The Environment Secretary claims to have called on Sajid Javid to “look flexibly in how we interpret what a skilled worker is,” and criticised the £30,000 salary threshold for immigrant workers.
Giving evidence to Holyrood’s Rural Economy Committee, Mr Gove said that assessing whether a migrant worker qualified as skilled by their salary was not appropriate for all industries.
Questioned about “significant vacancies” of approximately 30% in the fish processing sector in Scotland by the SNP’s Stewart Stevenson, Mr Gove argued that the migration advisory committee’s recommendation of the minimum earnings for a worker to be allowed to stay after Brexit would harm businesses who rely on foreign labour.
Mr Gove said: “Pitching the level at which you define a skilled worker as someone earning over £30,000 a year wasn’t actually responsive to the particular needs — not just of the fish processing sector — but the food and drink sector overall.
“One of the points that I have made to the Home Secretary and others is that we look flexibly at how we interpret what a skilled worker is in line with specific industries.”
The MP, who is tipped to stand in the next Conservative leadership contest, also called for “an open approach” to immigration when asked about seasonal workers.
He added: “I also think that the soft fruit sector, which is so important in Angus and Ayrshire, does need to have access to all the labour it needs.”
Scottish Conservative MSP Jamie Greene Greene asked about an immigration pilot scheme allowing the recruitment of up to 2,500 workers on six-month visas between the spring of 2019 and December 2020.

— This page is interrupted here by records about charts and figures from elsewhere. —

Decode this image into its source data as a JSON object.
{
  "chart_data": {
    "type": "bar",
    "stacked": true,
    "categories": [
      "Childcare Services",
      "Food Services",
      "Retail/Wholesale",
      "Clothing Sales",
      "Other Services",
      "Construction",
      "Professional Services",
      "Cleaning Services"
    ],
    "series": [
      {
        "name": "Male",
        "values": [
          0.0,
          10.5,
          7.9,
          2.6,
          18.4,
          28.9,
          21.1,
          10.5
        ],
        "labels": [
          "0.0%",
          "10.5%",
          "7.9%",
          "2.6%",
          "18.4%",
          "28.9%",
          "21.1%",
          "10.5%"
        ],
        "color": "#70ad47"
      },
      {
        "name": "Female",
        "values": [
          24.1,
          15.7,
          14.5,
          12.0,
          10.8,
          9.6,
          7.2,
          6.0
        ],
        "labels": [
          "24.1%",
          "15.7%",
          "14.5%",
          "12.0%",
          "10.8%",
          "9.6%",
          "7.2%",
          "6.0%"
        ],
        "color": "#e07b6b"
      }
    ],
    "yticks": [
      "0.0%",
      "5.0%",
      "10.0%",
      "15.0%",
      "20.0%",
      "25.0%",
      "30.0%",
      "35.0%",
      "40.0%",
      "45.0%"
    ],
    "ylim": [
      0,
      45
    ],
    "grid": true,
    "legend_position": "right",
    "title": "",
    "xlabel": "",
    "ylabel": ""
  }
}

Mr Gove said: “There has been an enthusiastic take-up of places on our seasonal agricultural workers pilot and we’ve been recruiting from just beyond the EU, in places like the Ukraine and Moldova .
“The pilot at the moment is smaller then some would have wanted but I think that the enthusiastic take-up helps us to make the case for a potential expansion of numbers that come in through the seasonal agricultural workers scheme.”